21 And ech preest schal not drynke wyn, whanne he schal entre in to the ynnere halle.
Ook zal geen priester wijn drinken, als zij in het binnenste voorhof zullen ingaan.
22 And preestis schulen not take wyues a widewe, and a forsakun womman, but virgyns of the seed of the hous of Israel; but also thei schulen take a widewe, which is the widewe of a preest.
Ook zullen zij zich geen weduwe of verstotene tot vrouwen nemen; maar jonge dochters van het zaad van het huis Israels, of een weduwe, die een weduwe zal geweest zijn van een priester, zullen zij nemen.
23 And thei schulen teche my puple, what is bitwixe hooli thing and defoulid; and thei schulen schewe to hem, what is bitwixe cleene thing and vncleene.
En zij zullen Mijn volk onderscheid leren tussen het heilige en onheilige, en hun bekend maken het onderscheid tussen het onreine en reine.
24 And whanne debate is, thei schulen stonde in my domes, and schulen deme my lawis; and thei schulen kepe my comaundementis in alle my solempnytees, and thei schulen halewe my sabatis.
En over een twistzaak zullen zij staan om te richten; naar Mijn rechten zullen zij hen richten; en zij zullen Mijn wetten en Mijn inzettingen op al Mijn gezette hoogtijden houden, en Mijn sabbatten heiligen.
25 And thei schulen not entre to a deed man, lest thei be defoulid, no but to fadir, and modir, and to sone, and douyter, and to brother, and sister that hadde not an hosebonde, in whiche thei schulen be defoulid.
Ook zal geen van hen tot een doden mens ingaan, dat hij onrein worde; maar om een vader, of om een moeder, of om een zoon, of om een dochter, om een broeder of om een zuster, die geens mans geweest is, zullen zij zich mogen verontreinigen.
26 And after that he is clensid, seuene daies schulen be noumbrid to hym.
En na zijn reiniging zullen zij hem zeven dagen tellen.
27 And in the dai of his entryng in to the seyntuarie, to the ynnere halle, that he mynystre to me in the seyntuarie, he schal offre for his synne, seith the Lord God.
En ten dage, als hij in het heilige zal ingaan, in het binnenste voorhof, om in het heilige te dienen, zal hij zijn zondoffer offeren, spreekt de Heere HEERE.
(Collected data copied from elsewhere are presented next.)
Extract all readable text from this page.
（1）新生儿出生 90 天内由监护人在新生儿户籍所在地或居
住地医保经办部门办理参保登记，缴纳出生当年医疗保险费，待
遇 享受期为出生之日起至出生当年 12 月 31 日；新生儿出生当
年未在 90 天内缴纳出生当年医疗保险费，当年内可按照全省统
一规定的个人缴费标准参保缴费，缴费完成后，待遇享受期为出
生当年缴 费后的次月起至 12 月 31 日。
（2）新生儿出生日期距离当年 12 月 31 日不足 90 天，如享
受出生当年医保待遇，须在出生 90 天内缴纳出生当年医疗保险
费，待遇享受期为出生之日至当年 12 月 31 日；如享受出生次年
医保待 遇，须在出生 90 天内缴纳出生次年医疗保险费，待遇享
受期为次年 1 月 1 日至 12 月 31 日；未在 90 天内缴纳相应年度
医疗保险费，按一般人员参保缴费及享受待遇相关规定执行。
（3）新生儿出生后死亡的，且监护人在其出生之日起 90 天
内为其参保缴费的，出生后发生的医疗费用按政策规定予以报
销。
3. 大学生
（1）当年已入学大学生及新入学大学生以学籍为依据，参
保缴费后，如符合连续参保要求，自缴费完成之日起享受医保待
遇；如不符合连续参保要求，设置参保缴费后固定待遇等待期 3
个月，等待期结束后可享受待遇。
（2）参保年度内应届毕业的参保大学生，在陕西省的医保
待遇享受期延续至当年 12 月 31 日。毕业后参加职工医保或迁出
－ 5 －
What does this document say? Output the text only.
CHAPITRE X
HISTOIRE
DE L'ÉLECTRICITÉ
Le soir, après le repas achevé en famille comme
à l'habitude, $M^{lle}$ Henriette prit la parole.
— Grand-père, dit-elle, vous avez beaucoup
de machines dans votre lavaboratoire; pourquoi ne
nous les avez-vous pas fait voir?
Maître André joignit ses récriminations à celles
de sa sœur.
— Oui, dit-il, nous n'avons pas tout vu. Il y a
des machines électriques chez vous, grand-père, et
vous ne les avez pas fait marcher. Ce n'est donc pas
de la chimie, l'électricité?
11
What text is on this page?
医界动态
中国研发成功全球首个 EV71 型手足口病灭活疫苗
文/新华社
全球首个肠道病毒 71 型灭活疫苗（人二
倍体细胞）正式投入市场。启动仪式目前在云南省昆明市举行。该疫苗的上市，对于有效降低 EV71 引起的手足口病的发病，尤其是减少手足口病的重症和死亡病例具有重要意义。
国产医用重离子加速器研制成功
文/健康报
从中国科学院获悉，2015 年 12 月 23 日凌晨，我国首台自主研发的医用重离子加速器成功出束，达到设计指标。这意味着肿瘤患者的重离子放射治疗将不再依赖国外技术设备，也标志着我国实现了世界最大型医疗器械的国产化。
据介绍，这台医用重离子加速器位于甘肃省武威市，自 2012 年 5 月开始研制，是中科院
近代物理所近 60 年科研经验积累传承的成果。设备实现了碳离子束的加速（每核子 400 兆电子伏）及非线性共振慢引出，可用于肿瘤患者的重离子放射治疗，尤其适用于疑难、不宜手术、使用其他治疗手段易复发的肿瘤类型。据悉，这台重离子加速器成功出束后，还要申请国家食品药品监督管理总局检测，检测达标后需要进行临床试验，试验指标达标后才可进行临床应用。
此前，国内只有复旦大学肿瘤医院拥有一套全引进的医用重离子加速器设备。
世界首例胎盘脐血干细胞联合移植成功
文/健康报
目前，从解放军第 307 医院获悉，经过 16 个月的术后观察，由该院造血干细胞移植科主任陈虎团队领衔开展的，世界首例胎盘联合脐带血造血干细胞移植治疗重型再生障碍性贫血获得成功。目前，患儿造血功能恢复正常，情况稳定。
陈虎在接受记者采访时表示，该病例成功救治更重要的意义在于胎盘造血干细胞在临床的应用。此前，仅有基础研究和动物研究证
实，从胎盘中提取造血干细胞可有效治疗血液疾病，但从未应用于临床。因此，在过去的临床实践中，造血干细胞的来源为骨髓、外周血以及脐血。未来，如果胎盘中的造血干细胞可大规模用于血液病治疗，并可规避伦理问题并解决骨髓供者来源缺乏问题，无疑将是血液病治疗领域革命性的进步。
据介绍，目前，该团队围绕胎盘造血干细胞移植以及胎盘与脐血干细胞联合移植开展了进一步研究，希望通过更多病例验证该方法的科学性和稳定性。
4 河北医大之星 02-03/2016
28 Forsothe noon eritage schal be to hem, Y am the eritage of hem; and ye schulen not yyue to hem possessioun in Israel, for Y am the possessioun of hem.
Dit nu zal hun tot een erfenis zijn: Ik ben hun Erfenis; daarom zult gij hunlieden geen bezitting geven in Israel; Ik ben hun Bezitting.
29 Thei schulen ete sacrifice, bothe for synne and for trespasse, and ech avow of Israel schal be hern.
Het spijsoffer, en het zondoffer, en het schuldoffer, die zullen zij eten; ook zal al het verbannene in Israel het hunne zijn.
30 And the firste thingis of alle firste gendrid thingis, and alle moiste sacrifices, of alle thingis that ben offrid, schulen be the prestis part; and ye schulen yyue the firste thingis of youre metis to the prest, that he leie vp blessyng to his hous.
En de eerstelingen van alle eerste vruchten van alles, en alle hefoffer van alles, van al uw hefofferen, zullen der priesteren zijn; ook zult gij de eerstelingen van uw deeg den priester geven, om den zegen op uw huis te doen rusten.
31 Preestis schulen not ete ony thing deed bi it silf, and takun of a beeste, of foulis, and of scheep.
Geen aas, noch wat verscheurd is van het gevogelte, of van het vee, zullen de priesters eten.